Il carattere “abusivo” di una costruzione concretandosi in una illiceità dell’opera, può costituire fonte della responsabilità dell’autore nei confronti dello Stato ma non comporta la invalidità del contratto di locazione stipulato tra privati, trattandosi di rapporti distinti e regolati ciascuno da proprie norme
È quanto ha stabilito la Corte di Cassazione, Sezione III Civile, con la sentenza del 13 aprile 2017, n. 9558, mediante la quale ha rigettato il ricorso e confermato quanto già deciso dalla Corte d’appello di Roma.
La vicenda
La pronuncia traeva origine dal FATTO che la Società XXX risultava soccombente in entrambi i gradi di giudizio sulla domanda di MEVIA avente ad oggetto la risoluzione del contratto di locazione di immobile ad uso diverso da quello abitativo per inadempimento della predetta società conduttrice all’obbligo di versamento dei canoni, nonché la condanna della stessa al pagamento dei canoni maturati nel periodo agosto 2009-settembre 2010.

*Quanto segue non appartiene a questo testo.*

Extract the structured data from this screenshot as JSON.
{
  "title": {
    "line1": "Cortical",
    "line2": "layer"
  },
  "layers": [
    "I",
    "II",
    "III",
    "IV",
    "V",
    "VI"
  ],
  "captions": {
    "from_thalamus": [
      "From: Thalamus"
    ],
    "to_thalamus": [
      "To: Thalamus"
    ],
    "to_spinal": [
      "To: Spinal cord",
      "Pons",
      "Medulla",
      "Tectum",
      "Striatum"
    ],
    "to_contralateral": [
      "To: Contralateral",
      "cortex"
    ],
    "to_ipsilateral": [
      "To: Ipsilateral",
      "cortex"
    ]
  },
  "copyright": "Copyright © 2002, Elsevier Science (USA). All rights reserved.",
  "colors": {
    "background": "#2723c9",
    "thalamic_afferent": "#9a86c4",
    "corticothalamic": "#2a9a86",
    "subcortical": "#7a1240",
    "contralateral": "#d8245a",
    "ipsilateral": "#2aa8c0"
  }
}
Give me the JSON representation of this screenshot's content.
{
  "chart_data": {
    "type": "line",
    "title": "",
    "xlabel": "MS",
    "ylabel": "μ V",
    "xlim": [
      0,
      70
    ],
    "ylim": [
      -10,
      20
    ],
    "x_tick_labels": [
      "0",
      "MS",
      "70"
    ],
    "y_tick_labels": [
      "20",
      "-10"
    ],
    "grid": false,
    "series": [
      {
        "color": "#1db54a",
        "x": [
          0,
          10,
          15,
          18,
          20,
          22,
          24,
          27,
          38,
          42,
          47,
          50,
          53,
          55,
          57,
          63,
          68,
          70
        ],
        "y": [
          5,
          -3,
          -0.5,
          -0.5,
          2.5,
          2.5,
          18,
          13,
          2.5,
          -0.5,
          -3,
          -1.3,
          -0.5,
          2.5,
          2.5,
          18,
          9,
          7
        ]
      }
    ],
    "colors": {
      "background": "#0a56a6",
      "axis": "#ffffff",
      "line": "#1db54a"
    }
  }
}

La Corte d’appello di Roma, con sentenza XXXX/2014, rilevava che la condizione giuridica dell’immobile, non conforme alla vigente normativa urbanistica, non impediva la validità della locazione, non ricorrendo ipotesi di illiceità sanzionate con la nullità ex art. 1418, comma 2, c.c., né ipotesi di nullità virtuale, e che tale condizione dell’immobile era stata specificamente indicata nel contratto di locazione ed accettata dalla conduttrice, che aveva approvato per iscritto separatamente la relativa clausola, rimanendo quindi esclusa l’applicazione della disciplina normativa dei vizi della cosa locata.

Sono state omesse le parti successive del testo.